Quand la haine s’épanche sur les réseaux sociaux
Après la diffusion de messages haineux à l’encontre de Charlie Hebdo ou des musulmans, certains évoquent un plus grand contrôle d’Internet.
dans l’hebdo N° 1336 Acheter ce numéro
Mercredi 7 janvier. Moins d’une heure après l’attentat à la rédaction de Charlie Hebdo, Internet s’enflamme. Le slogan « Je suis Charlie » charrie avec lui les messages de fraternité et de liberté. Mais alors que la plupart des citoyens expriment leur effroi et leur solidarité avec la rédaction du journal, certains se lâchent. « Bien fait pour eux », clament une poignée d’internautes, tandis que d’autres tiennent des propos islamophobes. Rapidement, ces messages malveillants sont montés en épingle, dénoncés par la foule du Web, et repris dans les médias. On s’interroge sur le poids des réseaux sociaux dans la diffusion de la haine et l’incitation à la violence. Selon le ministre de l’Intérieur, 3 721 messages faisant l’apologie de l’attentat ont été signalés sur Internet en l’espace de deux jours. La réaction politique ne se fait pas attendre.
Dans une déclaration commune, les ministres de l’Intérieur de 11 pays, dont la France, estiment « indispensable » de renforcer le partenariat avec les opérateurs Internet pour retirer rapidement les « contenus incitant à la haine et à la terreur ». Laurent Fabius juge sur France Inter qu’il faut des « formules de régulation » sur Internet, et Manuel Valls ne veut plus que l’on « puisse avoir ces mots effrayants de haine ». Des velléités de contrôle qui alarment les défenseurs de la neutralité du Web et laissent dubitatifs les spécialistes. Pour Guilhem Fouetillou, cofondateur de Linkfluence, une start-up spécialisée dans l’écoute et l’analyse du Web social, les responsables politiques se trompent de cible.

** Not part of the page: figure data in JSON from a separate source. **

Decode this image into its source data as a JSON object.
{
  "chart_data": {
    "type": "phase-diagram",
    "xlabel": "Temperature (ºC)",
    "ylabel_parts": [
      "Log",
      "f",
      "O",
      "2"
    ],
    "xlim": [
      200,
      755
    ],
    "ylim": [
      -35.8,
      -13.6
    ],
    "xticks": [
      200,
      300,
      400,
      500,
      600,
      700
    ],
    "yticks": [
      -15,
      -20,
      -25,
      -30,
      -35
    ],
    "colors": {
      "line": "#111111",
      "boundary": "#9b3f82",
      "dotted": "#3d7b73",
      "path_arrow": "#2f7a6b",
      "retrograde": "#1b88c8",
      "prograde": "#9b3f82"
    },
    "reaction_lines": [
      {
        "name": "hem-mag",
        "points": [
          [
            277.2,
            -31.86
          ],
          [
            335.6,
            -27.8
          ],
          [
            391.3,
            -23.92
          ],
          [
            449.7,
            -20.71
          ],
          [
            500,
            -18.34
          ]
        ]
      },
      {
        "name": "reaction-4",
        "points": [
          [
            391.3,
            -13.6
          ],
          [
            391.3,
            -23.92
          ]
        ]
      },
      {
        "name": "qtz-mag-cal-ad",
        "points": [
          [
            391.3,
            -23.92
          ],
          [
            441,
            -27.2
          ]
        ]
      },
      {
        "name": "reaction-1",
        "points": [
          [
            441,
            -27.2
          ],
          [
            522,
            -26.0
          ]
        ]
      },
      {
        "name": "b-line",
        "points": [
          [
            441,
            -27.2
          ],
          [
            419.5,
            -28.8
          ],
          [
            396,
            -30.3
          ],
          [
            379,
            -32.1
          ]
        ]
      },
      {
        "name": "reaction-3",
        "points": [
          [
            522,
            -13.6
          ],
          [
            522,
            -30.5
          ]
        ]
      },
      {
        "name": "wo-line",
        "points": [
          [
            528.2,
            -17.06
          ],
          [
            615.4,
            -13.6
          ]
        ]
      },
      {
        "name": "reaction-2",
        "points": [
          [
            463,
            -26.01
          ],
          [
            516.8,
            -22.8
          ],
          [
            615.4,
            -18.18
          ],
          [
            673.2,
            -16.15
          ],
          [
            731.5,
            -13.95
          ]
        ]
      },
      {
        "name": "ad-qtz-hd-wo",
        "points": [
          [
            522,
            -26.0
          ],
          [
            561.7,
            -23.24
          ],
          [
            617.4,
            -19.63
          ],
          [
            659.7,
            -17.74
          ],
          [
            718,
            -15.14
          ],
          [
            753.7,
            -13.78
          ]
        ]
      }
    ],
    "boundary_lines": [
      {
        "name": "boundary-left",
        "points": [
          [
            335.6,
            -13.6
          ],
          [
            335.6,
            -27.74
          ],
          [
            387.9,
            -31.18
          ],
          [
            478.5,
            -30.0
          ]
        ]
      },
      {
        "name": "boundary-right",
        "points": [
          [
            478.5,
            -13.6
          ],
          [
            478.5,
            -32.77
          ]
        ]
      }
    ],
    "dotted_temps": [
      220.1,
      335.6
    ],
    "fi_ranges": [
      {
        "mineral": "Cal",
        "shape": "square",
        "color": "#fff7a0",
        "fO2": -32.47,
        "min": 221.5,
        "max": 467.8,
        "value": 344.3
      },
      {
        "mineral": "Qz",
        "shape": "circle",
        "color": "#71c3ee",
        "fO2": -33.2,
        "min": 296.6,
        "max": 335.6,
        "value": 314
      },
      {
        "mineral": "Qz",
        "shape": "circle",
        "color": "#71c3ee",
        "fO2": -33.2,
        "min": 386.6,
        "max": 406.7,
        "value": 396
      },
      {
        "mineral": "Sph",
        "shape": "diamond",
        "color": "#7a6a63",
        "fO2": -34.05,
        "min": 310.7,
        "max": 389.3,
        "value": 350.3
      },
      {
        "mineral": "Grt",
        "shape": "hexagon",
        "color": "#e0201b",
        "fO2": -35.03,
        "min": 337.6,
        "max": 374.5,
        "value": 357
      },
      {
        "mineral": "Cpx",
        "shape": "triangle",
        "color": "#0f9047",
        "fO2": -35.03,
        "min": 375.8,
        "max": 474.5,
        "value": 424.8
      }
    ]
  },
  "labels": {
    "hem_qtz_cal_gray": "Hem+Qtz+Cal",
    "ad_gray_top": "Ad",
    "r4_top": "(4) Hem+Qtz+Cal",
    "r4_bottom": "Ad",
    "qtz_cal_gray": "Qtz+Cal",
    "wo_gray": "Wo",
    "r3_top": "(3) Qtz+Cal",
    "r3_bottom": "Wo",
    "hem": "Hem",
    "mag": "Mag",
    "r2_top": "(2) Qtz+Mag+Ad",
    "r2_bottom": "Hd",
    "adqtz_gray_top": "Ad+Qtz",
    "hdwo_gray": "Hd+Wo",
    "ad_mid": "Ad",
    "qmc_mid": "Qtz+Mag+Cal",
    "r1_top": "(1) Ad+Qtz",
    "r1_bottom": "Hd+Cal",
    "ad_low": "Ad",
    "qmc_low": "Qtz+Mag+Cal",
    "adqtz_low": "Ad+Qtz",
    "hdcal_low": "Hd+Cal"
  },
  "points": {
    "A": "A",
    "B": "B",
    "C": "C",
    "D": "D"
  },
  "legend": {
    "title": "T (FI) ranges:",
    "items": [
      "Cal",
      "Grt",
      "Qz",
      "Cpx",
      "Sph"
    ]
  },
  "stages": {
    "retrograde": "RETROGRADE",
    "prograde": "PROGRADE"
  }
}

Car les responsables de ces messages haineux sont rarement des membres de réseaux jihadistes : « Depuis mercredi, il y a eu plus de 10 millions de messages sur Twitter reprenant les mots-clés Charlie Hebdo. Les tweets haineux représentent moins de 0,5 % de ces messages. Et beaucoup sont le fait d’adolescents qui semblent avoir agi plus par provocation qu’autre chose, en ayant l’impression de ne s’adresser qu’à leurs copains », explique-t-il. Il y a, selon lui, un emballement médiatique autour de ces messages, qui s’appuie sur un effet de loupe créé par les internautes eux-mêmes. En voulant répondre et dénoncer ces propos haineux, ils en reprennent les mots-clés ou les contenus, les rendant plus visibles. Et Internet prend ainsi les apparences d’une zone de non-droit.
Résultat : certains réclament avec force un contrôle des réseaux sociaux. Le Conseil représentatif des institutions juives en France (Crif), sortant d’une réunion avec François Hollande, a insisté ainsi sur le problème que représentent ces plateformes, « où des messages antisémites sont diffusés et pour lesquels il faudrait prendre des mesures qui relèvent du pénal ». Dans les faits, tout un arsenal de lutte contre la diffusion de propos haineux sur la Toile existe déjà, et il est « amplement suffisant », selon Guilhem Fouetillou. Des plateformes, qui suppriment elles-mêmes ces messages grâce à un système de signalement, aux mesures judiciaires, les internautes doivent faire face aux conséquences de leurs actes. Vendredi, un lycéen de 19 ans a été condamné à 12 mois de prison avec sursis et à 210 heures de travaux d’intérêt général pour apologie d’actes de terrorisme. Il avait salué l’attentat sur un réseau social, à l’instar d’un internaute de 30 ans qui attend en détention son procès pour des faits similaires.
« Dans le contexte actuel, on a besoin de donner des exemples, analyse Benoît Thieulin, président du Conseil national du numérique. Mais la réponse pénale n’est pas suffisante et pas viable à long terme. » Car l’apparition de messages provocateurs et haineux dans un contexte de crise relève d’une problématique bien plus vaste. « On assiste à une révolution de la liberté d’expression, qui, de théorique, est devenue, avec Internet, un droit pratique, souligne Benoît Thieulin. En s’exprimant sur le Web, un internaute peut potentiellement être lu par des milliers de personnes. Donner un tel pouvoir à des centaines de millions d’individus a des conséquences, et on ne peut pas nier qu’il y ait des dérapages. Car rares sont les internautes conscients de leur responsabilité sur le Web. » L’urgence ? L’éducation. À l’heure de la société numérique, « Les citoyens doivent disposer d’une vraie culture digitale, être conscients du poids de leurs actes », affirme Guilhem Fouetillou. Car un échange sur la Toile n’a pas les mêmes conséquences qu’une discussion de comptoir.